De RCF NX serie, heeft daar al iemand wat van gehoord? Vooral de 'line-array' modules en de dubbel 15 bass en 21" sub? In de combi die ze bedacht hebben spreekt me aan, maar moet erbij zeggen dat ik het nog niet heb gehoord.

----------


## Watt Xtra

> Ik denk dat het -om de geluids- druk/kwaliteit even links te laten liggen- te maken heeft met dat je dan een ge!le stapel boxen hebt staan. En eventueel de hoogte van de boxen. (en ja, daar heb je ook tussenpaaltjes voor, maar dat staat toch minder leuk)



 
Ooit wel eens gehoord van het woord, Flexibel??
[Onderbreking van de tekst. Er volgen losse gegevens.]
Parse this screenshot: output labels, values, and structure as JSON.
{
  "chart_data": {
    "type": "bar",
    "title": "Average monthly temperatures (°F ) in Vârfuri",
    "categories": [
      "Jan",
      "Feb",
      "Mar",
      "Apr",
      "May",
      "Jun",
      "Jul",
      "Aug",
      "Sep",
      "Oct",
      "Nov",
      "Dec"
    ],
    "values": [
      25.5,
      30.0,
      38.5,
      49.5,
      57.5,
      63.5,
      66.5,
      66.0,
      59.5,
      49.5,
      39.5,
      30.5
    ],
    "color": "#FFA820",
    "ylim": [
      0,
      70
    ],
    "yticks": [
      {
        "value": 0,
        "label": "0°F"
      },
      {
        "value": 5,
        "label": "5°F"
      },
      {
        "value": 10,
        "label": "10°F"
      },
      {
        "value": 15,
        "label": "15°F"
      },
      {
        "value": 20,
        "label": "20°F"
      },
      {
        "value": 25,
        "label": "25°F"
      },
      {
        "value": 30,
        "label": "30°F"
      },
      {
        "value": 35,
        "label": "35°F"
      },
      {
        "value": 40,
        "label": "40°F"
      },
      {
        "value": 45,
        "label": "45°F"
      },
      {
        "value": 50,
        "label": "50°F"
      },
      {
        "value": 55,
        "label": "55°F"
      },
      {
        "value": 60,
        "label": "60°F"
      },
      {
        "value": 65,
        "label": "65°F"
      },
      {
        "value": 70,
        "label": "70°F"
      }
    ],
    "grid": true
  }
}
Nou daarom wordt er vaak gekozen voor een kleiner, enkel kastje. Is de klus groter, zet je er een tweede bij. Heb je een klein klusje dan laat je er lekker eentje in de bus staan. A is lekker handzaam, B het staat niet zo lomp. C heb je er een aantal dan kun je zomaar verschillende klusjes doen. 

Als je hele grote sets wegzet dan is het idd makkelijker om met dubbel 18" laagkasten aan te komen, scheelt je gewoonweg stapelen en werk. Maar dan kom je meestal met een groter transport middel en boeit het ook niet.

Ik heb zelf nu 12 enkele 18" kasten, ik heb er nog nooit spijt van gehad dat ik geen dubbel 18" kasten heb. Je bent gewoonweg veel flexibeler.

----------


## 4AC

> Ooit wel eens gehoord van het woord, Flexibel??
> 
> Nou daarom wordt er vaak gekozen voor een kleiner, enkel kastje. Is de klus groter, zet je er een tweede bij. Heb je een klein klusje dan laat je er lekker eentje in de bus staan. A is lekker handzaam, B het staat niet zo lomp. C heb je er een aantal dan kun je zomaar verschillende klusjes doen. 
> 
> Als je hele grote sets wegzet dan is het idd makkelijker om met dubbel 18" laagkasten aan te komen, scheelt je gewoonweg stapelen en werk. Maar dan kom je meestal met een groter transport middel en boeit het ook niet.
> 
> Ik heb zelf nu 12 enkele 18" kasten, ik heb er nog nooit spijt van gehad dat ik geen dubbel 18" kasten heb. Je bent gewoonweg veel flexibeler.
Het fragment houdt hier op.